日常詠が良いものだとどうしても思えない節があり、私が作りたいのは結局のところもっと高踏的な短歌なのだという思いがあったのは確かなことだった。

しかし評価をいただいているのは日常詠、あるいは療養短歌で、そのもどかしさから逃れられず、ここのところ短歌と少し距離を置いていた。

しかし、こうして番組を視聴してみると、短歌を作る上での必然性や切実さ、生活や人生と切り離せないところから生まれてくる短歌の奥行きの深さを改めて感じるとともに、どこか「若くして成功した歌人」と斜めに捉えていた木下氏には、コピーライターの夢を絶たれるという挫折を経て、こうして短歌の世界へと入ったという切実な事情があったのだということがわかった。

私自身もホラー小説を書きたいという思いはまだ確かに持ってはいても、持病により、それを今すぐに書けるという状況にはない。作家という夢は半ば諦めかけていて、かねてから作家になれと応援してくれている周囲に対しても顔向けできないという気持ちがある。
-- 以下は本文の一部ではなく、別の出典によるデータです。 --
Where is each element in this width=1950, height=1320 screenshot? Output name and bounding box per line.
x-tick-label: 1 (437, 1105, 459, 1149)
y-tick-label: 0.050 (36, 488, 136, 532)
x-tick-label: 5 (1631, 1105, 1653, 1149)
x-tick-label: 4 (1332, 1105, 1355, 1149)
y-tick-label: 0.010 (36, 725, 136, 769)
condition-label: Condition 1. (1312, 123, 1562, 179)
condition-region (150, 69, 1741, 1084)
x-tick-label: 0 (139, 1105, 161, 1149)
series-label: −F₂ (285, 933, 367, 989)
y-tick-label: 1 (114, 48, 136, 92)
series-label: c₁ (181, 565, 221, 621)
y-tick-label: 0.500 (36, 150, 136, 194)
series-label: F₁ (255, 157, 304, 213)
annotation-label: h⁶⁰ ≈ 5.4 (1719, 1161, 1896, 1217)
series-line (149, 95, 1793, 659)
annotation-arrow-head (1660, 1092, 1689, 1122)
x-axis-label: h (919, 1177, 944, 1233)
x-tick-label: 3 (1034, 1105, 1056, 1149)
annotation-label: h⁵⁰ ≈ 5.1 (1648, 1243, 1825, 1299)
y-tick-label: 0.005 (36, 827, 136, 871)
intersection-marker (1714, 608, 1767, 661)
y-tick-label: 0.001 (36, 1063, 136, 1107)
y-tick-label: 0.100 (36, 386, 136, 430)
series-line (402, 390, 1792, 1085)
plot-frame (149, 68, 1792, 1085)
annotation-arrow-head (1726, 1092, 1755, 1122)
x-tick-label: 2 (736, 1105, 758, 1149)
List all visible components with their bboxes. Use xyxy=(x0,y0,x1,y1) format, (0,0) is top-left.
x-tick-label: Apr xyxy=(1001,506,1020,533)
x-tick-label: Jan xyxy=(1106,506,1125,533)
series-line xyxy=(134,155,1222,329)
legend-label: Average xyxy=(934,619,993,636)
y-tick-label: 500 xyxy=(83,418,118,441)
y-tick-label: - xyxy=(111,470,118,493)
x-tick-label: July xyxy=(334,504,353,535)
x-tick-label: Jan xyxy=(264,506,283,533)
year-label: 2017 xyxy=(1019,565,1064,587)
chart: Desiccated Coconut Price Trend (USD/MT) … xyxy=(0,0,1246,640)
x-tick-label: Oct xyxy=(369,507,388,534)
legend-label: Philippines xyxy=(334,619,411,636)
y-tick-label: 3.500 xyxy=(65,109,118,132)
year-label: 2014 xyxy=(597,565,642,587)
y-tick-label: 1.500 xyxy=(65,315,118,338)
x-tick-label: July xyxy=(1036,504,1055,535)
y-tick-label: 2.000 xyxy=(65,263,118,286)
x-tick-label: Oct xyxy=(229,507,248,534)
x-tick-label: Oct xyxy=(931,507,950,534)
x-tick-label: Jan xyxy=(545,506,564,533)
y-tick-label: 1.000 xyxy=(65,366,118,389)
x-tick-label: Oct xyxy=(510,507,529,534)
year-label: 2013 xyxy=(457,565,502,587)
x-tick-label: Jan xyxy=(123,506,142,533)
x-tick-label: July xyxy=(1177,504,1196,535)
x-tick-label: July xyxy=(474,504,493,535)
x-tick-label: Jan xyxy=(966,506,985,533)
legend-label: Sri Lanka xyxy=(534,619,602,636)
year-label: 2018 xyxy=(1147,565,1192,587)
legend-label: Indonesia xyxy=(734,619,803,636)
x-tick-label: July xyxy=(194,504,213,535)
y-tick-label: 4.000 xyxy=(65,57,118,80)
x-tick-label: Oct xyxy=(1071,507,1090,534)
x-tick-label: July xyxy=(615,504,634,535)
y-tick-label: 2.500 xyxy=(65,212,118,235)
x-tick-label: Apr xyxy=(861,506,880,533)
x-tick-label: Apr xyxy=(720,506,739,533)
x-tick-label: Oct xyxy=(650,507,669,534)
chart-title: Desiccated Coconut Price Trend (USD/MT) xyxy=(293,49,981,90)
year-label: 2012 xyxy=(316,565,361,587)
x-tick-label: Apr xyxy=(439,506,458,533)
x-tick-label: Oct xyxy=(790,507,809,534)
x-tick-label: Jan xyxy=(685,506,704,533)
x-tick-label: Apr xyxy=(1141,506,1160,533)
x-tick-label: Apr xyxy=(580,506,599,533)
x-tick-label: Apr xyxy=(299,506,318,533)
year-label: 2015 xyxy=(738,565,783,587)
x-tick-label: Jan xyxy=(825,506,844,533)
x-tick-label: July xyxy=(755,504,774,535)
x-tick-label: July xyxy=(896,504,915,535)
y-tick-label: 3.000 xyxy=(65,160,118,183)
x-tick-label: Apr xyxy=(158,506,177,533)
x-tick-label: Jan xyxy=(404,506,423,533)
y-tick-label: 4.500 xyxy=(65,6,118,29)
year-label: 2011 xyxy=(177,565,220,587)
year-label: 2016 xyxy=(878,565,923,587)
そのような状況で短歌、あるいは詩歌というジャンルに居場所を見出したことに、どれほどの切実さがあるのだろうと自らに問うとき、やはり療養詩歌というジャンルから離れることはできないのではないかと思い至る。

短歌を詠めないのは、私自身が短歌のことを信頼できていなかったからなのかもしれない。

詩は唯一無二の友だと思っているけれど、短歌に対しては秘密のクローゼットという感じで、言葉にならない言葉をなんとか三十一文字にして詠んでいる。

それが私にとっての短歌を詠む必然性なのだとしたら、今はその必然性を重んじたいし、これからも細々と短歌を詠みつづけたい。